From here, you are 3.0 miles from Hermitage Point. After 0.8 miles, you’ll come to a junction; take the trail on the right, which leads south. And 2.2 miles from that junction, you’re at Hermitage Point. You’ll spend much of thee last three miles in forest or sagebrush, and although you’re going to follow the shoreline, you’ll be far enough inland that you won’t see much of the lake until you get close to Hermitage Point.

But the view of Jackson Lake from Hermitage Point is worth the trek through the forest! The view of Mount Moran rising from the waters of Jackson Lake is spectacular. You’ll see a few islands in the lake and plenty of boaters out enjoying the area. Bring your lunch; this is a great place for a picnic, although mosquitoes can sometimes be a nuisance. Ironically, Hermitage Point itself is fairly forgettable. The vegetation is primarily sagebrush, although there are a few small trees and you could see some wildflowers.

A sign at Hermitage Point shows that you are 4.4 miles from Colter Bay if you retrace your steps or 4.8 miles if you follow the eastern half of the loop. Unless you’re in a hurry, take the eastern half of the loop.

You’re 2.2 miles from the next junction. After about a half mile from Hermitage Point, you’ll come to a backcountry campsite. I’ve never camped there, but this would be a great place to spend the night. Once you pass the campsite area, you’ll climb a modest hill.

From this area of the hike, you will be able to look to the east and, intermittently, see the Willow Flats and Jackson Lake Lodge, including its enormous viewing windows. Once the trail leaves the shores of Jackson Lake, about two miles from Hermitage Point, you will look out over Third Creek, Second Creek and Pilgrim Creek. This is another great area to watch for birds – I saw another bald eagle flying through the area on my last trip and other birds in the creeks.

2.2 miles from Hermitage Point, you will come to a junction where you can go west for 0.4 miles and rejoin the western half of the loop. Continue straight here. Over the next 0.7 miles before the next junction, the trail skirts Third Creek, which gives you a view of yet another ecological zone on this hike. This is another great area to watch for mammals.

After 0.7 miles, you will come to another junction.
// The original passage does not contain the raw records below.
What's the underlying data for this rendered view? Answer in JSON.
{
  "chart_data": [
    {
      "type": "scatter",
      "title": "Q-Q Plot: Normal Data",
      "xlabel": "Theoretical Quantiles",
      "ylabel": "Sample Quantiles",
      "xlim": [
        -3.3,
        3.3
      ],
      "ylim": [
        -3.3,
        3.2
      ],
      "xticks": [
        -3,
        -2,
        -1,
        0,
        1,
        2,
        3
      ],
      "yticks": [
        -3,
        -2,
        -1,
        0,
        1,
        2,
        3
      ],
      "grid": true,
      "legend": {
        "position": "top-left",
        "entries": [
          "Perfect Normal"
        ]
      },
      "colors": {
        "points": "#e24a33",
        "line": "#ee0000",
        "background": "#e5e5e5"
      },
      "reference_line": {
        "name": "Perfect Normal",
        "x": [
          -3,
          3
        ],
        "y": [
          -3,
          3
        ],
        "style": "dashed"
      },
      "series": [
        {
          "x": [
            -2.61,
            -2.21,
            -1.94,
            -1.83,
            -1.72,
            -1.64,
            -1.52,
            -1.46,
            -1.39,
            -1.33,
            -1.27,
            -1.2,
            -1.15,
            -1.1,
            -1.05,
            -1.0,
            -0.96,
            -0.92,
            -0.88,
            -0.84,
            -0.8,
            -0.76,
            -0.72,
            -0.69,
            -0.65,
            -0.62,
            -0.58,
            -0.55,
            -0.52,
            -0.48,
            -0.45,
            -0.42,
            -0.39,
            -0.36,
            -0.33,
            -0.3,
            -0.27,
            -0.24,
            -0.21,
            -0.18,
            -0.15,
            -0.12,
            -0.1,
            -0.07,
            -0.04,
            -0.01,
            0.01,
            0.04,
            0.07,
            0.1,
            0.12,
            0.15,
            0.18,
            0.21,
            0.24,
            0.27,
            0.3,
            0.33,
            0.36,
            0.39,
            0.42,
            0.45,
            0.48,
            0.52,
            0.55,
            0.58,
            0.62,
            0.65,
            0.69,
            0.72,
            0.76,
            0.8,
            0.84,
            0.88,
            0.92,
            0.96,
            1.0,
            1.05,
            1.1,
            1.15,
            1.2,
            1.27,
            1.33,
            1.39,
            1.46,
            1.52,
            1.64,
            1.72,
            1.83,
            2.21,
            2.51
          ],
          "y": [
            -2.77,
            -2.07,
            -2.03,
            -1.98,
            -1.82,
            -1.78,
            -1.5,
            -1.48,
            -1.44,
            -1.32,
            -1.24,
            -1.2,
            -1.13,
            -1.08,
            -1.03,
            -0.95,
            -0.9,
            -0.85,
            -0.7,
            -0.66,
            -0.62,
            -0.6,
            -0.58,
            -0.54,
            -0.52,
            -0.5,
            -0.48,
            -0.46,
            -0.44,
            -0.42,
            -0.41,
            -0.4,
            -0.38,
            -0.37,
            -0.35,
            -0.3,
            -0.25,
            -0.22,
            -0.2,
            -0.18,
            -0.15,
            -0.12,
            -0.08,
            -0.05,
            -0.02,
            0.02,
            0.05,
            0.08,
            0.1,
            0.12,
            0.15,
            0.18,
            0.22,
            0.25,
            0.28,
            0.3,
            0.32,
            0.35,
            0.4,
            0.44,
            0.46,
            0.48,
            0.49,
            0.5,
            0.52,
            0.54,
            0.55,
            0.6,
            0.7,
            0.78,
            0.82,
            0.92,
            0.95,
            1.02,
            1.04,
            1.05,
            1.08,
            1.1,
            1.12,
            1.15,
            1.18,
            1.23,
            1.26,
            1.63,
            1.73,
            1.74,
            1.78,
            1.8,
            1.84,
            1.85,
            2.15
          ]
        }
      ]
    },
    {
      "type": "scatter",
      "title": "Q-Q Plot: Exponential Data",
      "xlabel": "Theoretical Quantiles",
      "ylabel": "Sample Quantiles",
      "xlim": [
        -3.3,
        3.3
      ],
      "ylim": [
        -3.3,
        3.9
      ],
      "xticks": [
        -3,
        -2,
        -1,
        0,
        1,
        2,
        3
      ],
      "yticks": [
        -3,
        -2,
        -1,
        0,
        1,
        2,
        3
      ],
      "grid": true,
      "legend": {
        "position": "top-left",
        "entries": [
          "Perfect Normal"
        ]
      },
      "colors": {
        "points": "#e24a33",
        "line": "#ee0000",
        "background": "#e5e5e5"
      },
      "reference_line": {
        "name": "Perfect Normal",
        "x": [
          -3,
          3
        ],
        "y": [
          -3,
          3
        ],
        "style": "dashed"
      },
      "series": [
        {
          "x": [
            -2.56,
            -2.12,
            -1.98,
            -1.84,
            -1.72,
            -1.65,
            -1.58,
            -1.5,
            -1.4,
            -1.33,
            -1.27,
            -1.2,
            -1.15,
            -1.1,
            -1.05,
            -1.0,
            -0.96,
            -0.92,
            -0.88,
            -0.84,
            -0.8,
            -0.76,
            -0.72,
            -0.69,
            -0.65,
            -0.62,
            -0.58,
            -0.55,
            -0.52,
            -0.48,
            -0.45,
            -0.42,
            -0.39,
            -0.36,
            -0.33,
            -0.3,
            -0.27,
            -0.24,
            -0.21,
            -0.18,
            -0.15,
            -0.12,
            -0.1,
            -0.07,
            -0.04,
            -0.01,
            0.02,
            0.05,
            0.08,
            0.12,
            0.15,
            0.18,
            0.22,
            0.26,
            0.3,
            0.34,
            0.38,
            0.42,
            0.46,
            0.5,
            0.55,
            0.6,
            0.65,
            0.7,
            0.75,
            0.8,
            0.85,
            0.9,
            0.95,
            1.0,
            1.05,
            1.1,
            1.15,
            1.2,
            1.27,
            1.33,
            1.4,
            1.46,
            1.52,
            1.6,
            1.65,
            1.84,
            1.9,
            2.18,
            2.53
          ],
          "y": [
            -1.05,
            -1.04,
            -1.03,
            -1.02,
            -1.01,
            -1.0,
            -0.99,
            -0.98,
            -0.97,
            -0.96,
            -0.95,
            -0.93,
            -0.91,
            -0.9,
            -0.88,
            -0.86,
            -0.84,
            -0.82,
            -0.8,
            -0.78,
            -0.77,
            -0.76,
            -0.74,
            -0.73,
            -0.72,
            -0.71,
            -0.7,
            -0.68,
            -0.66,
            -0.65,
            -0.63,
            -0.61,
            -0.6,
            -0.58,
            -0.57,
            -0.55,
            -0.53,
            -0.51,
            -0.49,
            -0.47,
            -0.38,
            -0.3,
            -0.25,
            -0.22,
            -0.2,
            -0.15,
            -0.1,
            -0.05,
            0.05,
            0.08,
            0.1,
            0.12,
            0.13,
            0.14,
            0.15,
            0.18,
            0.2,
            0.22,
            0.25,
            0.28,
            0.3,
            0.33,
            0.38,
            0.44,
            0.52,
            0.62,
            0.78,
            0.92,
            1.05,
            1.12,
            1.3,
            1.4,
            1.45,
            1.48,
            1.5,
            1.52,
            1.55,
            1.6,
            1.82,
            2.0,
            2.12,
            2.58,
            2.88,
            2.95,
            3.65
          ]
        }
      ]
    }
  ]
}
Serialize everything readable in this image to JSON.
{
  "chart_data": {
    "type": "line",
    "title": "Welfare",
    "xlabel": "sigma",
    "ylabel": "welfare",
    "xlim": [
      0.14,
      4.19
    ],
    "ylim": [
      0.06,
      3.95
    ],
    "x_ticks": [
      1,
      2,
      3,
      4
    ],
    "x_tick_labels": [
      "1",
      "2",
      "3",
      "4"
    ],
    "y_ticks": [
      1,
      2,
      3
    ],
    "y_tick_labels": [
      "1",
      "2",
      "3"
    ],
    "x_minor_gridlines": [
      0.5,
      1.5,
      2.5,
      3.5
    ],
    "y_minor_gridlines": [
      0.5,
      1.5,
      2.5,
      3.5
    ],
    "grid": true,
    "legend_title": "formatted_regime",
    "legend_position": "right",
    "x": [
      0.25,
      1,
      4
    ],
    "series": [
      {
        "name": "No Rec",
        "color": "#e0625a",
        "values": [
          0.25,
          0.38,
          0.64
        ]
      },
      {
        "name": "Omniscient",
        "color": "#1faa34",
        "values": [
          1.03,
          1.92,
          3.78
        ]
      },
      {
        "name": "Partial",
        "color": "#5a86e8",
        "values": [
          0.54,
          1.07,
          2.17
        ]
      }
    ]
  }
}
You will have the option of going straight north or turning west. A bridge to the north used to allow a larger loop option, but the bridge is out. You could also continue north and hike to Jackson Lake Lodge; from this junction, you are 4.5 miles away. Since the bridge is out, you need to turn west here unless you want to take a very long detour to the east. After 0.5 miles, you’ll come to the five-way junction at the south end of Heron Pond. Again, you can rejoin the western portion of the Hermitage Point for the fastest route to the trailhead. However, if you turn northeast, which will be the first trail to your right at this five-way junction, you hike to Swan Lake, which adds only nominal distance to your trip.

After a few minutes, watch for Swan Lake. The trail skirts the western shore fairly closely, but it’s easy to miss the lake through the trees. You have to leave the main trail to get to the shore. This is another great place to watch for birds and mammals.

And from here, you’re almost back to the trailhead. After you leave the shores of Swan Lake, continue along the trail for a few minutes back to the shores of Colter Bay. You’ll pass one junction along the way. Once you get back to the trail above the shore, you’re only 0.4 miles from the trailhead. On your way out, enjoy again the views of the Teton Range rising behind Jackson Lake.

Trail conditions: I hiked to Hermitage Point on June 7. The trail was clear of snow, although there were a few small piles scattered around the area – and some snow remained around the Colter Bay parking lot.